Another possible reason is that you just have naturally lower testosterone levels (although if this is the first time you have been tested, there may be no way to know this other than to re-test again in the future).
However, for diagnostic purposes, the most important criteria an endocrinologist will look at is your symptoms. If you are experiencing classic, textbook symptoms of low testosterone, then even if your test results are considered within normal range or on the borderline of normal, it is likely you will receive a recommendation for hormonal treatment to address your symptoms.
When your testosterone levels begin to drop, at first you may not be aware of it.

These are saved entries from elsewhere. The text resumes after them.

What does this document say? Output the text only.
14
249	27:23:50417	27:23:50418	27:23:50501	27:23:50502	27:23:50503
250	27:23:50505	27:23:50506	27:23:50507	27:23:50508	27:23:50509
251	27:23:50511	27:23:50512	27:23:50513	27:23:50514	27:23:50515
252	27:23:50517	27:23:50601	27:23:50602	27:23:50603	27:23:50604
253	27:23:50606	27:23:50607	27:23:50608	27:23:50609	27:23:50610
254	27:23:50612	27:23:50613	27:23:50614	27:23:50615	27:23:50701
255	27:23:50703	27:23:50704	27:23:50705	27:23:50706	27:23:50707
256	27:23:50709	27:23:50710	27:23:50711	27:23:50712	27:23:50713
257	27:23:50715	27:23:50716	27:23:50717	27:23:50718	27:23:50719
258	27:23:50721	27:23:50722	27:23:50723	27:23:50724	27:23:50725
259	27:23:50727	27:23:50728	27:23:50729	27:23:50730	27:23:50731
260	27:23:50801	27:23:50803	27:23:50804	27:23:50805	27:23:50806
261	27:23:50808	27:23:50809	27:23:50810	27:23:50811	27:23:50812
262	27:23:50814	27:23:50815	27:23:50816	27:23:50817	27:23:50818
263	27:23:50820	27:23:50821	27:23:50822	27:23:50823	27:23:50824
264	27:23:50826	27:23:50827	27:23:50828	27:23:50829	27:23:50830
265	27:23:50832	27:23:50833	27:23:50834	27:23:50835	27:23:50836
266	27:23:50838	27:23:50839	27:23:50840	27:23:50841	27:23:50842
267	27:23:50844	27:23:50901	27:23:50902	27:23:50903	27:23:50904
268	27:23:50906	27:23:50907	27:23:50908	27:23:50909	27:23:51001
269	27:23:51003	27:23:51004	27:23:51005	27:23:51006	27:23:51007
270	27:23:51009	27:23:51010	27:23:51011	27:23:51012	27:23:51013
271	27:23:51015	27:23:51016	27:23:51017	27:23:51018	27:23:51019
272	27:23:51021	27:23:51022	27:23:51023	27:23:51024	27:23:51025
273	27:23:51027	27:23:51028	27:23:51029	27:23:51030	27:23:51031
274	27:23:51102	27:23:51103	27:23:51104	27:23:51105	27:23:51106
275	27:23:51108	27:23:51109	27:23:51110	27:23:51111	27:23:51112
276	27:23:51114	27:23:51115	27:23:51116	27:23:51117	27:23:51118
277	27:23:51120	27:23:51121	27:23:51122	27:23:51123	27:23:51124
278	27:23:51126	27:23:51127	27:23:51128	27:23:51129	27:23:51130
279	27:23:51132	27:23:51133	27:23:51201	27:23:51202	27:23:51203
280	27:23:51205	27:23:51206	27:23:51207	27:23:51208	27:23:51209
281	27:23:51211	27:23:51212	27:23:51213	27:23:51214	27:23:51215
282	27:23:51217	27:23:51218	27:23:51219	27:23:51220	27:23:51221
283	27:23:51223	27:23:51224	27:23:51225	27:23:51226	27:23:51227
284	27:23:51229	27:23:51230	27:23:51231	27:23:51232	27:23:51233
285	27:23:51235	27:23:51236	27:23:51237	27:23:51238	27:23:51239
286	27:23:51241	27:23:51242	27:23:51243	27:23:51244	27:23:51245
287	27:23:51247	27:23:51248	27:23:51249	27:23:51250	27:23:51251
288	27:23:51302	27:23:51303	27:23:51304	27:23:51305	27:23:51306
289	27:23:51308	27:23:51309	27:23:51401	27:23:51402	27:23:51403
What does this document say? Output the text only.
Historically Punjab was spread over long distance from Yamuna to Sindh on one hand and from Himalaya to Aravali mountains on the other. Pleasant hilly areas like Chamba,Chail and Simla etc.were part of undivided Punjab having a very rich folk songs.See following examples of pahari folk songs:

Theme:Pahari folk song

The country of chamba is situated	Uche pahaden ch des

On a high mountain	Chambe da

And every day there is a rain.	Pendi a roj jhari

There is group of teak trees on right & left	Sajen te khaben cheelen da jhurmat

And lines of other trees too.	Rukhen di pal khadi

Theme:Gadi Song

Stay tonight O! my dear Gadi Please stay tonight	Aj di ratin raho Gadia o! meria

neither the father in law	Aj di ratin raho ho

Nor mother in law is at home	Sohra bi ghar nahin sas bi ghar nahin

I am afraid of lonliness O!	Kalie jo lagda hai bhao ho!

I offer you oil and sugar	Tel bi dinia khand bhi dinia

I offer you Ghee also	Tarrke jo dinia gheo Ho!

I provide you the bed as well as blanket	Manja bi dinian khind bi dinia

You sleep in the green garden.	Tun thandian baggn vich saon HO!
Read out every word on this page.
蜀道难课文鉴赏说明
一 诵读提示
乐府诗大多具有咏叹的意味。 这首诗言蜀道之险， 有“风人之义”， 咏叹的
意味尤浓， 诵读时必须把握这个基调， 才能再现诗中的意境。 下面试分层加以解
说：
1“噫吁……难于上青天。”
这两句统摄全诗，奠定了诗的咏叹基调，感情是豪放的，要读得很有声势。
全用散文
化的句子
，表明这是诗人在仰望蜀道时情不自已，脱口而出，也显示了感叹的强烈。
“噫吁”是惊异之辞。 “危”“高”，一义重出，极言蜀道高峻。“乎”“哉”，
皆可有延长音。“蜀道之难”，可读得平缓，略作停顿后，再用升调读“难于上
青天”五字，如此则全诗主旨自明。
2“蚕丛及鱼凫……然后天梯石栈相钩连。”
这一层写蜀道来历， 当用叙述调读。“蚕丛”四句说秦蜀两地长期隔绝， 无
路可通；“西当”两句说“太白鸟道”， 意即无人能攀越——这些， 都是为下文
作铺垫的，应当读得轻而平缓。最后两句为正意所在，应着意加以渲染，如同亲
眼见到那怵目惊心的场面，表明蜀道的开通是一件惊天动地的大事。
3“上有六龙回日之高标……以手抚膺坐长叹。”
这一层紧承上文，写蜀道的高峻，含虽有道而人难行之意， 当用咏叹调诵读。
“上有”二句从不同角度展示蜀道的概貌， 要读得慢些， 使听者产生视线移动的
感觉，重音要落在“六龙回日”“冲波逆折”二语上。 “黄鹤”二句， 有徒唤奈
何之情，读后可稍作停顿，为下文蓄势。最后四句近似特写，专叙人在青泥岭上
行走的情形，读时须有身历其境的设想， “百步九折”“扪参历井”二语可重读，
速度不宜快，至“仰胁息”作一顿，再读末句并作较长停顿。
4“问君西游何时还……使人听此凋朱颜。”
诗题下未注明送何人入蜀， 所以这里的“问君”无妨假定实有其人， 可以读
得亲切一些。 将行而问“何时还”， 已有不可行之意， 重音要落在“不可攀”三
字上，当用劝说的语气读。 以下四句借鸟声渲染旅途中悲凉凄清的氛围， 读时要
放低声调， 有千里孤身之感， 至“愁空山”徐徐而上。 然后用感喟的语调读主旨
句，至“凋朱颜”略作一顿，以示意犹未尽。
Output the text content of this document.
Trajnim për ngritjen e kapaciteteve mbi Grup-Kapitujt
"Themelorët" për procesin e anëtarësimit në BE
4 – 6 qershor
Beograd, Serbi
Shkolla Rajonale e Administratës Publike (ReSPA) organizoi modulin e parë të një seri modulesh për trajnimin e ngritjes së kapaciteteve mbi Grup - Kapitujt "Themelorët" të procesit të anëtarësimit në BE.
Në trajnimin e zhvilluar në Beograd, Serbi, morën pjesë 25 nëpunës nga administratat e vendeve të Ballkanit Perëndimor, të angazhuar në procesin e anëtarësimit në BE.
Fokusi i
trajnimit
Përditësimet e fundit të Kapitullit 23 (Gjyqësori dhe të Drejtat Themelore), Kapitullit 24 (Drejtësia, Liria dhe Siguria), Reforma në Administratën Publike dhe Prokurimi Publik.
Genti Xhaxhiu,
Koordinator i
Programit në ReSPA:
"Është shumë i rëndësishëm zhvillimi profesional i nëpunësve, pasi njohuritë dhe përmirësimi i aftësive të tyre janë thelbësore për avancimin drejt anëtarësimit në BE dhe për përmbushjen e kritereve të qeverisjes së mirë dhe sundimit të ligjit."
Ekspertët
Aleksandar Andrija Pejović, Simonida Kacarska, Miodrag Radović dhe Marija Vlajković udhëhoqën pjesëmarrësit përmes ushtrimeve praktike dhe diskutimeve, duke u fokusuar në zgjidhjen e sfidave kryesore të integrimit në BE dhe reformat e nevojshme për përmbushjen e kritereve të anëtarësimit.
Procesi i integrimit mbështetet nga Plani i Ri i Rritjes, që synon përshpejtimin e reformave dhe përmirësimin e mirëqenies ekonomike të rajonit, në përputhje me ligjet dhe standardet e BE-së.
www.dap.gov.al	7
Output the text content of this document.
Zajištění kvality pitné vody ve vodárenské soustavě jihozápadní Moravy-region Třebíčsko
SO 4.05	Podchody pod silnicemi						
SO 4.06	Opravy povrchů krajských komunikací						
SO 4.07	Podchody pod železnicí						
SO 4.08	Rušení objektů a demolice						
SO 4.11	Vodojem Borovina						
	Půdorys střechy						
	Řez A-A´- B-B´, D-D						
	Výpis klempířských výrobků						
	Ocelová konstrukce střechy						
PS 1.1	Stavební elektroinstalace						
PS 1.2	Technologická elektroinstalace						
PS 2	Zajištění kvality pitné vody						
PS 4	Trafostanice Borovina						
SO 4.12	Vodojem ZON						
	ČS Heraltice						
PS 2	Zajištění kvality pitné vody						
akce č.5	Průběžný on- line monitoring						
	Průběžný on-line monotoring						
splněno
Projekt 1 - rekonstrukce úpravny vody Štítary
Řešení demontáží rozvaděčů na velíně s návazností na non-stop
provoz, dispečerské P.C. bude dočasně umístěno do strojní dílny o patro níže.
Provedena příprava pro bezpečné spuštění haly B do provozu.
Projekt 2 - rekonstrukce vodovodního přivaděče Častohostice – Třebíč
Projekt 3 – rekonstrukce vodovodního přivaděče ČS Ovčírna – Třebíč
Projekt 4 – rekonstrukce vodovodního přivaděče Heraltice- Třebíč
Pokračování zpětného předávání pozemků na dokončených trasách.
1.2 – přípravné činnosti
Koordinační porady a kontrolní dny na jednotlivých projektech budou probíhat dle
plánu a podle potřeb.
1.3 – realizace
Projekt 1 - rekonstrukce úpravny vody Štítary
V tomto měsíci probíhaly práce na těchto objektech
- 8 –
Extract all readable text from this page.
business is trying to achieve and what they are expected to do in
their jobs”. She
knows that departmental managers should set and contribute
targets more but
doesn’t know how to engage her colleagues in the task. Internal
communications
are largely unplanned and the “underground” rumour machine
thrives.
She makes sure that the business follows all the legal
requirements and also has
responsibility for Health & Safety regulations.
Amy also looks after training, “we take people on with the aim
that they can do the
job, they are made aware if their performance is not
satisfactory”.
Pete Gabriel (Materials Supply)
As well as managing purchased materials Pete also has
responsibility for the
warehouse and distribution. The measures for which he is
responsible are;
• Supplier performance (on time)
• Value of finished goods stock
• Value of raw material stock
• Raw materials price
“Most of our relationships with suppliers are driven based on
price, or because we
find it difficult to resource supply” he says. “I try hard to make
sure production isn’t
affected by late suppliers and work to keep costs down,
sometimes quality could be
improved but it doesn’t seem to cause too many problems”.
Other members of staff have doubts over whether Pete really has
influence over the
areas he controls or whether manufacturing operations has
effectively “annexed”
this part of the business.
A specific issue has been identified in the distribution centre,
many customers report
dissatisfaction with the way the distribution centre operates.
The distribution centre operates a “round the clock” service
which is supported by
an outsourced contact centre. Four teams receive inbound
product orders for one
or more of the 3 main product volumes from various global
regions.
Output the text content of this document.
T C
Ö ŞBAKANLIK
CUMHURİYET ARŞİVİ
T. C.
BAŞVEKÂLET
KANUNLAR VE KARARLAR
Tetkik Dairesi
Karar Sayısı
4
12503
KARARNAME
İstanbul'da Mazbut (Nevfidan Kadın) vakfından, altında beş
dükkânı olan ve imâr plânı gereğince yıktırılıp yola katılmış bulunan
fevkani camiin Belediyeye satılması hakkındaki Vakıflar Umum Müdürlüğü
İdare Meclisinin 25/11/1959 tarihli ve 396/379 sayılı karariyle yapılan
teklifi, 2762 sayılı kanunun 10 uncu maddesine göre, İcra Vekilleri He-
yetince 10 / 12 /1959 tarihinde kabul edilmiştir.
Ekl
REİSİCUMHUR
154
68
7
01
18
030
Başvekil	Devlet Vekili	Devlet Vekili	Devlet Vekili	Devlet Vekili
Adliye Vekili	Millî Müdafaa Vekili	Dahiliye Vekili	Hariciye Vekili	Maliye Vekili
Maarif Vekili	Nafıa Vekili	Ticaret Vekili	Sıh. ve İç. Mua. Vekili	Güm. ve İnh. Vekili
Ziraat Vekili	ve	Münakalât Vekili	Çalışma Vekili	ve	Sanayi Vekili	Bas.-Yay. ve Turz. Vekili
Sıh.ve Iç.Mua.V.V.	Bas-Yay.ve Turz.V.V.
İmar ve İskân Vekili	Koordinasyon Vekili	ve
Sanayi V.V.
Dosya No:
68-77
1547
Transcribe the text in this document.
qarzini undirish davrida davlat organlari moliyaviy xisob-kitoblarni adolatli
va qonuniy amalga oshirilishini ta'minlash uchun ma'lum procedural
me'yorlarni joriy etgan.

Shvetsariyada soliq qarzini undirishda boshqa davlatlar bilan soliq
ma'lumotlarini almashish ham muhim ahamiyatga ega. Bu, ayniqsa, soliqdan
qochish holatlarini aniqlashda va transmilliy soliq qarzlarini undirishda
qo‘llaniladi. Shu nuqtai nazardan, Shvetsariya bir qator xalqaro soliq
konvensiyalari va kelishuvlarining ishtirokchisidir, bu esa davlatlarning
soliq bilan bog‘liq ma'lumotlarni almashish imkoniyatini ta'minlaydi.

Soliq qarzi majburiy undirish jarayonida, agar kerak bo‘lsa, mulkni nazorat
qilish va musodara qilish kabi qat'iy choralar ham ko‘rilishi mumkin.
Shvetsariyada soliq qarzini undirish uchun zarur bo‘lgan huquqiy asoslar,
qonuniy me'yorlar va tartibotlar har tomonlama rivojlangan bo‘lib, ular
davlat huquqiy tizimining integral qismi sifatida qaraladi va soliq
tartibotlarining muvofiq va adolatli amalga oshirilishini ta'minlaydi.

And in fact, you may not even realize your symptoms are tied to testosterone at all.
This is because the symptoms of testosterone dysfunction are mimics. At first, they can pretend to be all kinds of other unrelated health issues such as depression or stress.
Here, it isn't uncommon to read an article like this one or head in for a general physical exam and only then learn that all your symptoms are tied together by an unlikely trigger - low testosterone.
MedicineNet lists the most commonly reported symptoms of low testosterone in men:
- Low libido.
- Weight gain.
- Insomnia or sleep disruptions (try this Ginkgo Biloba).
- Decreases in strength and endurance.
Yikes! No one wants to experience these symptoms, right?
So let's get right to the heart of the matter and talk about treatment options.
Hormone replacement therapy
The goal of testosterone hormone replacement therapy (TRT) for low testosterone (low-T) is to help you feel better in body and mind by boosting your body's testosterone supply.
As Harvard Health points out, while HRT is not without certain side effects, not every patient experiences side effects, and some HRT delivery methods produce more side effects than others.
The important thing is to talk with your doctor and find the right method for your needs. Current methods include:
- Subcutaneous (under-skin) implant.
- Transdermal (on-skin) patch.
- Cream or gel (applied topically).
There are also things you can do to naturally boost your testosterone levels:
- Diet - Add more red meet, avocado, nut butters, eggs, dairy and vegetarian oils.
- Exercise - Aim for high-intensity resistance training to encourage your body to boost testosterone production.
- Supplements - Take a fish oil supplement for more Omega-3/6 fatty acids.
- Sufficient sleep - Your body produces most of its testosterone while you sleep. So be sure you get at least eight hours per night!
- Ease stress - High stress can cause testosterone to plummet.
Learning about your body's relationship with the hormone testosterone can take some time, but it really is worth it.
Once you understand just how important testosterone is for your health and quality of life, you can remain alert for signs that your body may not be making sufficient quantities on its own to meet its own needs.